Questions fréquentes

Le préfet peut-il interdire l'utilisation de détecteurs de métaux sur tout un département ?
Oui, le préfet peut, sur le fondement de ses pouvoirs de police générale, interdire l'utilisation de détecteurs de métaux sur tout le département si cela est nécessaire pour préserver le patrimoine archéologique, à condition que la mesure soit proportionnée.

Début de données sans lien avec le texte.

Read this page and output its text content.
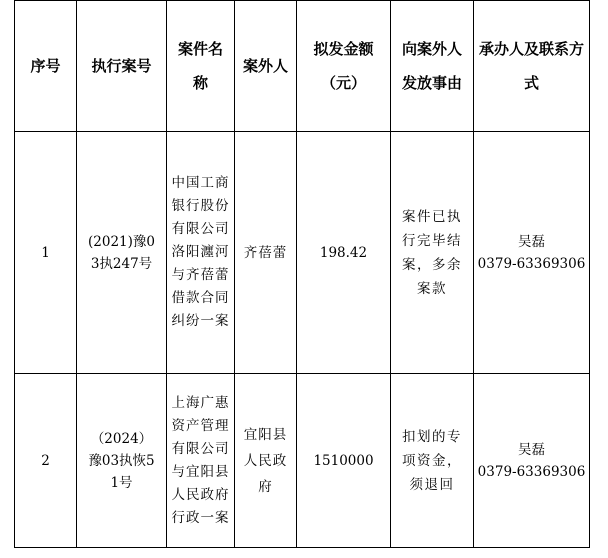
序号	执行案号	案件名称	案外人	拟发金额（元）	向案外人发放事由	承办人及联系方式
1	(2021)豫03执247号	中国工商银行股份有限公司洛阳瀍河与齐蓓蕾借款合同纠纷一案	齐蓓蕾	198.42	案件已执行完毕结案，多余案款	吴磊
0379-63369306

2	（2024）豫03执恢51号	上海广惠资产管理有限公司与宜阳县人民政府行政一案	宜阳县人民政府	1510000	扣划的专项资金，须退回	吴磊
0379-63369306
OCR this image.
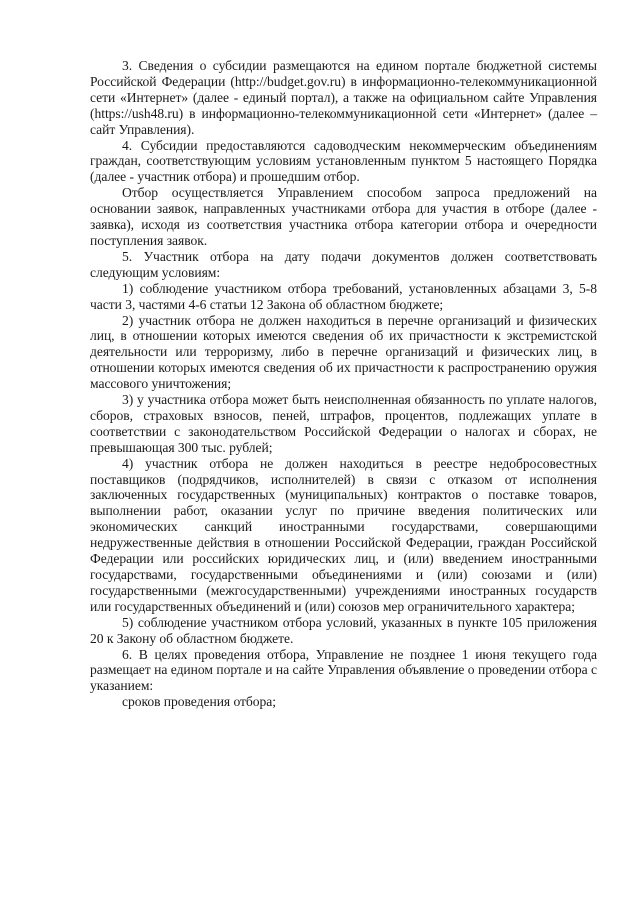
3. Сведения о субсидии размещаются на едином портале бюджетной системы Российской Федерации (http://budget.gov.ru) в информационно-телекоммуникационной сети «Интернет» (далее - единый портал), а также на официальном сайте Управления (https://ush48.ru) в информационно-телекоммуникационной сети «Интернет» (далее – сайт Управления).

4. Субсидии предоставляются садоводческим некоммерческим объединениям граждан, соответствующим условиям установленным пунктом 5 настоящего Порядка (далее - участник отбора) и прошедшим отбор.

Отбор осуществляется Управлением способом запроса предложений на основании заявок, направленных участниками отбора для участия в отборе (далее - заявка), исходя из соответствия участника отбора категории отбора и очередности поступления заявок.

5. Участник отбора на дату подачи документов должен соответствовать следующим условиям:

1) соблюдение участником отбора требований, установленных абзацами 3, 5-8 части 3, частями 4-6 статьи 12 Закона об областном бюджете;

2) участник отбора не должен находиться в перечне организаций и физических лиц, в отношении которых имеются сведения об их причастности к экстремистской деятельности или терроризму, либо в перечне организаций и физических лиц, в отношении которых имеются сведения об их причастности к распространению оружия массового уничтожения;

3) у участника отбора может быть неисполненная обязанность по уплате налогов, сборов, страховых взносов, пеней, штрафов, процентов, подлежащих уплате в соответствии с законодательством Российской Федерации о налогах и сборах, не превышающая 300 тыс. рублей;

4) участник отбора не должен находиться в реестре недобросовестных поставщиков (подрядчиков, исполнителей) в связи с отказом от исполнения заключенных государственных (муниципальных) контрактов о поставке товаров, выполнении работ, оказании услуг по причине введения политических или экономических санкций иностранными государствами, совершающими недружественные действия в отношении Российской Федерации, граждан Российской Федерации или российских юридических лиц, и (или) введением иностранными государствами, государственными объединениями и (или) союзами и (или) государственными (межгосударственными) учреждениями иностранных государств или государственных объединений и (или) союзов мер ограничительного характера;

5) соблюдение участником отбора условий, указанных в пункте 105 приложения 20 к Закону об областном бюджете.

6. В целях проведения отбора, Управление не позднее 1 июня текущего года размещает на едином портале и на сайте Управления объявление о проведении отбора с указанием:

сроков проведения отбора;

Quelle est la différence entre police générale et police spéciale ?
La police générale est exercée par le maire ou le préfet pour maintenir l'ordre, la sécurité, la salubrité publiques. La police spéciale est confiée à une autorité spécifique (comme le préfet de région pour l'archéologie) et régit une activité particulière. Elles peuvent coexister.
Un arrêté préfectoral doit-il être motivé ?
Les arrêtés préfectoraux de police doivent être motivés en fait et en droit, conformément au code des relations entre le public et l'administration, notamment lorsqu'ils restreignent des libertés.
Peut-on organiser un rallye de détection de métaux sans autorisation ?
L'utilisation de détecteurs de métaux à des fins de recherche archéologique est soumise à autorisation préalable du préfet de région. Organiser un rallye sans autorisation peut être illégal.
Le préfet doit-il consulter les organisateurs avant d'interdire un événement ?
Pour une mesure réglementaire, aucune procédure contradictoire préalable n'est requise. En revanche, pour une mesure individuelle, l'organisateur doit être mis à même de présenter ses observations.